Published: (December 1, 2025 at 05:57 PM EST)
4 min read
Source: Dev.to

Source: Dev.to

The Users I’m Actually Building For

Here’s the uncomfortable truth about my target users:

User scenario

This isn’t edge‑case accessibility. This is the use case: a 55‑year‑old farmer with reading glasses she can’t find, soil under her fingernails, standing in bright sunlight with one bar of signal. She’s who needs this app most.

So I built the accessibility system around her, not around developers reviewing my code.

The Voice Button That Changed Everything

The single most impactful feature I built was embarrassingly simple: a button that reads the diagnosis/results aloud.

Voice button UI

I used the Web Speech API, which is built into every modern browser. The implementation took maybe an hour, but the impact was huge. The voice doesn’t just help users who can’t read; it helps everyone.

My mom, who reads perfectly well, said hearing “Your tomato has early blight. This is a fungal disease. Severity is moderate” felt more trustworthy than reading the same words—like getting advice from a person instead of a screen.

The voice script matters too. I don’t just dump the JSON response into speech; I write it conversationally:

“Your tomato leaf has a health score of 45 out of 100. I detected Early Blight, which is a fungal disease. The severity is moderate. For treatment, you can use neem oil spray, mix two tablespoons with one liter of water, and spray every seven days.”

Pauses between sections, specific measurements, no jargon. The AI generates this because I asked it to in the prompt: “provide practical, actionable treatment steps that farmers can follow.”

Font Scaling Without Breaking Everything

The accessibility settings panel lets users choose font sizes: Normal, Large, or Extra Large. Sounds trivial, but the implementation taught me a lot about CSS architecture.

Font scaling UI

I changed the font size on the document root element. Every component using rem units automatically scales—no prop drilling, no context providers. One line of JavaScript, and the entire app responds.

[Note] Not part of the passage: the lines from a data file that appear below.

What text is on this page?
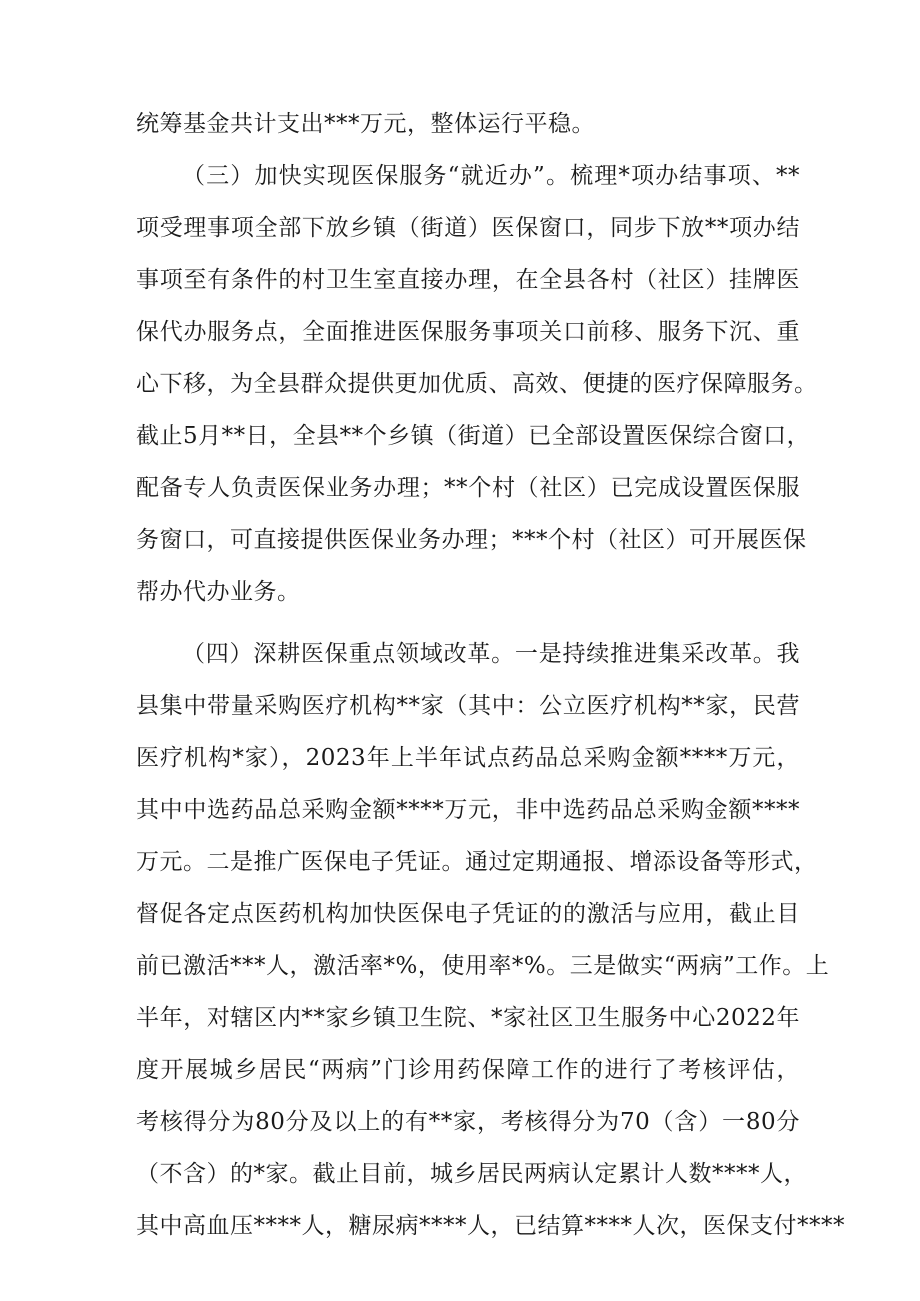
统筹基金共计支出***万元，整体运行平稳。
（三）加快实现医保服务“就近办”。梳理*项办结事项、**
项受理事项全部下放乡镇（街道）医保窗口，同步下放**项办结
事项至有条件的村卫生室直接办理，在全县各村（社区）挂牌医
保代办服务点，全面推进医保服务事项关口前移、服务下沉、重
心下移，为全县群众提供更加优质、高效、便捷的医疗保障服务。
截止5月**日，全县**个乡镇（街道）已全部设置医保综合窗口，
配备专人负责医保业务办理；**个村（社区）已完成设置医保服
务窗口，可直接提供医保业务办理；***个村（社区）可开展医保
帮办代办业务。
（四）深耕医保重点领域改革。一是持续推进集采改革。我
县集中带量采购医疗机构**家（其中：公立医疗机构**家，民营
医疗机构*家），2023年上半年试点药品总采购金额****万元，
其中中选药品总采购金额****万元，非中选药品总采购金额****
万元。二是推广医保电子凭证。通过定期通报、增添设备等形式，
督促各定点医药机构加快医保电子凭证的的激活与应用，截止目
前已激活***人，激活率*%，使用率*%。三是做实“两病”工作。上
半年，对辖区内**家乡镇卫生院、*家社区卫生服务中心2022年
度开展城乡居民“两病”门诊用药保障工作的进行了考核评估，
考核得分为80分及以上的有**家，考核得分为70（含）一80分
（不含）的*家。截止目前，城乡居民两病认定累计人数****人，
其中高血压****人，糖尿病****人，已结算****人次，医保支付****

The trick is building components with rem from day one. If you’ve hard‑coded pixel values everywhere, retrofitting accessibility becomes a rewrite. I got lucky: Tailwind’s default classes use rem, so most of my UI scaled correctly without changes.

Settings persist in localStorage, so a farmer who needs large fonts doesn’t have to re‑enable them every session.

Touch Targets for Rough Hands

Apple recommends a 44 px minimum for touch targets; I went bigger.

Why? I watched my uncle try to use a banking app. His fingers are thick from decades of farm work, and he kept hitting the wrong buttons—not because he’s clumsy, but because the app was designed by someone with smooth developer hands typing on a MacBook.

My button sizes:

  • Standard buttons: 48 px minimum height
  • Primary actions (e.g., “Analyze”): 56 px minimum
  • Bottom navigation: 64 px minimum

The bottom navigation placement matters too. Thumbs naturally rest at the bottom of the phone. Putting the main navigation there enables true one‑handed use, even though web convention often places navigation at the top.

Color That Works Without Reading

The health score uses a five‑color severity system:

Color severity chart

A user can glance at the color and know how worried to be—no reading required. The traffic‑light metaphor is universal: green means go, red means stop.

I chose these specific colors for three reasons:

  • Color‑blind‑safe progression – Luminance decreases from green to red, so severity is readable without color perception.
  • Sunlight visibility – High‑saturation colors remain distinguishable in bright outdoor light; pastels wash out.
  • Cultural familiarity – Traffic lights exist everywhere, making the metaphor instantly understandable.

Progressive Disclosure

A full diagnosis from Claude contains 25+ fields: disease name, scientific name, confidence score, symptoms, causes, spread risk, urgency, treatments with ingredients and preparation steps, prevention tips, regional availability notes, and more.

Showing all of that at once would overwhelm anyone, especially someone who struggles with text‑heavy interfaces.